DawNLITE stands for Daw Natural-Language-based Image Transmoding Engine. The project's aim is building a software that transforms a (large) image to a video that shows relevant regions of the image and that's nicer to watch on a mobile device than the original image. The very special feature of our approach is incorporating natural language analysis features so that the video's script follows a text that describes the image, such as a museum caption. The text will be transformed to synthetic speech that is delivered to the user along with the video, and the video is arranged synchronized to the audio, meaning that things are shown when you hear the synthetic voice mention them.

Overall system architecture

This drawing outlines the overall system's architecture:

At the center, the Virtual Camera Control (VCC) generates the script for the camera. The script instructs the camera in detail when it should display which region of the image. The VCC could be considered to be the master brain of the DawNLITE system.
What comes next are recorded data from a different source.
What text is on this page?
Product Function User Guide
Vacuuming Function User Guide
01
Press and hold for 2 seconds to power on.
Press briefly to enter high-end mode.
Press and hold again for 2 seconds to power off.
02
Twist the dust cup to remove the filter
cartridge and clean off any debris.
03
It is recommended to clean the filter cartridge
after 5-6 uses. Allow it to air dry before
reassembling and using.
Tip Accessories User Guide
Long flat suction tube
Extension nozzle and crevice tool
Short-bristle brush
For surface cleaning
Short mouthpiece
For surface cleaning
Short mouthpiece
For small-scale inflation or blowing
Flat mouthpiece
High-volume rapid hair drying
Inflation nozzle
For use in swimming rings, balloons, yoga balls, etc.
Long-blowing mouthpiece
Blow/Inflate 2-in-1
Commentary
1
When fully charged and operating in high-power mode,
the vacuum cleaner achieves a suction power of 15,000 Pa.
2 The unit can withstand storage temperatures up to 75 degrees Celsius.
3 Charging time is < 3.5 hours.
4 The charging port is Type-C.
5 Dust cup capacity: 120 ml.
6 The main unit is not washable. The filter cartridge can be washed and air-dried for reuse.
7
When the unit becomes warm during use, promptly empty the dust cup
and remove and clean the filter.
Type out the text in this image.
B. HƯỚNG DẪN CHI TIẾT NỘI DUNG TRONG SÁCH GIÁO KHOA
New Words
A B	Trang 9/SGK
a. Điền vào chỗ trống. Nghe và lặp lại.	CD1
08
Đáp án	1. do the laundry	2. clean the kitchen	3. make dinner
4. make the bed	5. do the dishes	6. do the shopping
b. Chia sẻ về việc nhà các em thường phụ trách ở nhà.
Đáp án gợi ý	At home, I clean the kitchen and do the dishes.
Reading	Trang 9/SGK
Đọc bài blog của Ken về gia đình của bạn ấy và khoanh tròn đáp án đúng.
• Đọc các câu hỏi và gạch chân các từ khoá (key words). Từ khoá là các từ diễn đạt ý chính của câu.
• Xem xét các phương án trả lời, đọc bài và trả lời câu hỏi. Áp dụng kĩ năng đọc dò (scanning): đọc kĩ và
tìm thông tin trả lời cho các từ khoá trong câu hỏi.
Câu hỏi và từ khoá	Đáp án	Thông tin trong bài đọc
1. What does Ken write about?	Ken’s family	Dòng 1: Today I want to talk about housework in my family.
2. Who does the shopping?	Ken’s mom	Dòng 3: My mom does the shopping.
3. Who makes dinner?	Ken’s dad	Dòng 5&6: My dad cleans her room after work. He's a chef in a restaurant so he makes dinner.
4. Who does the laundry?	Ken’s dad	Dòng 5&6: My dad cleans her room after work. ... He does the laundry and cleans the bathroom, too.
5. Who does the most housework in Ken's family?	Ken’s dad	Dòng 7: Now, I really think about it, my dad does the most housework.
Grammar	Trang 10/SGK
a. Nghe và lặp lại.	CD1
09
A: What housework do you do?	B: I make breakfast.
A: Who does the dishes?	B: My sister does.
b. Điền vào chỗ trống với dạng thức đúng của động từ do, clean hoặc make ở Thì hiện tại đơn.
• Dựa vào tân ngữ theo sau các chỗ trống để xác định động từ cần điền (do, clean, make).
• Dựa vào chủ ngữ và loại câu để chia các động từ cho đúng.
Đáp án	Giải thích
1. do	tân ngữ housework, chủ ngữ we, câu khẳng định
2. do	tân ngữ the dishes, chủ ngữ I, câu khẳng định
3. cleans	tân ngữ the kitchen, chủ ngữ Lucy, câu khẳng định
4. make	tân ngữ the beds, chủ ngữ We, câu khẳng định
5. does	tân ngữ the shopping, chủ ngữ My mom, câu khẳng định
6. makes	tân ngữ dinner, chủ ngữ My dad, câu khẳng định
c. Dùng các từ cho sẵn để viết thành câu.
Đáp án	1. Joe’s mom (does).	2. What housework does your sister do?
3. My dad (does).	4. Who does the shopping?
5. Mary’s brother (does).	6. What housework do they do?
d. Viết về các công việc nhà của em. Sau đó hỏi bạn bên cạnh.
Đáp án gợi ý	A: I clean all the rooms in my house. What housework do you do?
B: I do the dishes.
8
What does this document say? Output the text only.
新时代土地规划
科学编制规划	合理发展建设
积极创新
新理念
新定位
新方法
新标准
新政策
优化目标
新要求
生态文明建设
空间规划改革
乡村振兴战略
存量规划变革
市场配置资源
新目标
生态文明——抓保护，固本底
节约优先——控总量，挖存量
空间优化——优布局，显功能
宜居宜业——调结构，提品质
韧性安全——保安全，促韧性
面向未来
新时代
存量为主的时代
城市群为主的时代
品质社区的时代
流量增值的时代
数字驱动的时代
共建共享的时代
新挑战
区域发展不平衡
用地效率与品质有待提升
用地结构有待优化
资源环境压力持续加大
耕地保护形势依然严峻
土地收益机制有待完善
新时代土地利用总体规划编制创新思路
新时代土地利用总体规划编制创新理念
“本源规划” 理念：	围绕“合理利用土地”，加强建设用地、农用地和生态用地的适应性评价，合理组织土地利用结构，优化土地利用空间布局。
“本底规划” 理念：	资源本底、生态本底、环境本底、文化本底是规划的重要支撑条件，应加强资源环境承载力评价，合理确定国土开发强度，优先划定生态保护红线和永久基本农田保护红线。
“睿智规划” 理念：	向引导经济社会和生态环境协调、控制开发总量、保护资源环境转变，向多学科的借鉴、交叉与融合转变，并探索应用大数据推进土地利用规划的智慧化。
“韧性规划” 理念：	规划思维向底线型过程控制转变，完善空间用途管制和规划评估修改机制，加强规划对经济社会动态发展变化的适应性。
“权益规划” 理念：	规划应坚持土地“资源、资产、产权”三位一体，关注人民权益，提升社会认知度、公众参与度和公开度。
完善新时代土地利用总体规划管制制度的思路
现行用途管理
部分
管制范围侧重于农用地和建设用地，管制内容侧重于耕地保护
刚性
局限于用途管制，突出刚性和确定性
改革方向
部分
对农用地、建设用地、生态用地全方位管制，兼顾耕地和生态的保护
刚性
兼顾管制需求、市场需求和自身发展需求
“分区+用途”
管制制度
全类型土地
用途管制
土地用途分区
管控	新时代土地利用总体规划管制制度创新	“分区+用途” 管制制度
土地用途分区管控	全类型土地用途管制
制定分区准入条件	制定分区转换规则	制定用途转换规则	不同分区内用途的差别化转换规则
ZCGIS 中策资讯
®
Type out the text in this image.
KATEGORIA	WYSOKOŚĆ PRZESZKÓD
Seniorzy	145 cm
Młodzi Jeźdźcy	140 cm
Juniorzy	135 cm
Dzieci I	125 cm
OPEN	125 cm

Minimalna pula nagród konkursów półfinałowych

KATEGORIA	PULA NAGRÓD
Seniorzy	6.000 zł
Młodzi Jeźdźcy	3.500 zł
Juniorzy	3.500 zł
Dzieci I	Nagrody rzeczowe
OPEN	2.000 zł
It takes keyword-based annotations of regions of interest (RoIs) for the image, text, and several constraints and preferences as its input. The most important constraints are the display size, maximum overall duration, and some limits for ensuring a smooth and pleasant camera motion.

The text is passed to a text-to-speech (TTS) system for two purposes: generating audio and obtaining timing information for any fragment of the text. This is crucial for being able to synchronize the virtual camera's behaviour with the synthesized speech.

From the script, an SVG animation is generated, which can then be rendered to a video of the initially given resolution. Finally, the video and the speech audio are encoded and multiplexed (optionally with subtitles generated from the text), using codecs and formats of the user's choice.

Notes

The use of pre-existing, non-artificial speech is a task we keep in mind for the future.
We are aware of TTS systems on the market that produce speech sounding more natural than what you hear in our current examples. However, replacing the currently employed TTS system is secondary, while access to certain preprocessing results is crucial for DawNLITE's ability to synchronize the camera motion to speech. We are looking for better solutions meeting the requirements for synchronization and quality, in this order of priority. Tweaking the currently used TTS for better quality is a possiblity still in consideration.
Keep in mind that this is work in progress, meaning that at any time the actual state of work and the capabilities shown in the showcase may deviate from descriptions on this website.